Not as crazy as it sounds, perhaps. Such mortal strategies aside, all our worshippers of creativity showed a surprising degree of uniformity when it came to the one key way for God to re-ignite interest in his under-performing brand. Basically, if a job’s worth doing, He should do it Himself.
“Everyone would buy into God if he did one thing,” opined Jairzinho. “Made an appearance. We’d be sure to call a press conference with all the necessary media.”
Loftus thought God could “strategically place abandoned wheelchairs, crutches and invalid vehicles around with the message ‘touched by the hand of God’ attached”, whereas Camponi postulated that God’s brands would be bolstered if he “stopped all wars, stopped famine, cancelled Third World debt, and (last but certainly not least) made beer free.”
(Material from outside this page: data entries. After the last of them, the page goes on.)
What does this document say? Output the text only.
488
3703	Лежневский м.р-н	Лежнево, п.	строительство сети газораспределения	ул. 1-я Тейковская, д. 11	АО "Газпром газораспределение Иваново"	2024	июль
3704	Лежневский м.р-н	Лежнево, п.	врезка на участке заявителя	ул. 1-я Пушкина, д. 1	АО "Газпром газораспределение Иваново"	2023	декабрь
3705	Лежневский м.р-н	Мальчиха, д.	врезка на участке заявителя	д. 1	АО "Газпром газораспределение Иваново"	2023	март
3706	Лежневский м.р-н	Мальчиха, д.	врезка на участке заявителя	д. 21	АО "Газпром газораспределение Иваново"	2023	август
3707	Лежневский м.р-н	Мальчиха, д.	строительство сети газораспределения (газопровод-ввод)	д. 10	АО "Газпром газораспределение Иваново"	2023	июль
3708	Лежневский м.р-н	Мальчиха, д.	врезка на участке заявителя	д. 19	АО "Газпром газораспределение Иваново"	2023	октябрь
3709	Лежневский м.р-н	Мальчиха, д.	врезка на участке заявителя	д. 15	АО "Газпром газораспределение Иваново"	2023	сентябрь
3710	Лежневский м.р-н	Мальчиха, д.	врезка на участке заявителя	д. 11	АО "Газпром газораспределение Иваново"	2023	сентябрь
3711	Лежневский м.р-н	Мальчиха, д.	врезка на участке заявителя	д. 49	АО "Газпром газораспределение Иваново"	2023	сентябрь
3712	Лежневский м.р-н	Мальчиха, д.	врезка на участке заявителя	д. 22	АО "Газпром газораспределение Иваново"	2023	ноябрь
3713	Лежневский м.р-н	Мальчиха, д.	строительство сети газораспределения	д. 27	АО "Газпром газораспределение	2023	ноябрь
Ending this particular lesson, Jairzinho stepped down from the pulpit with the notion: \"He should do something positive like stopping the odd religious war, ending famine, or stopping a poor advertising campaign from running. He could sign off every miracle with a logo and a line that said something like – ‘GOD, actions speak louder than words.’ Again, people would talk about it and that’s the best advertising any brand can get.” Which, if you’re reading this Big G, is what people should be doing now, providing you with good advertising and hopefully avoiding a personal fate of red-hot pokey things for me. Amen to that.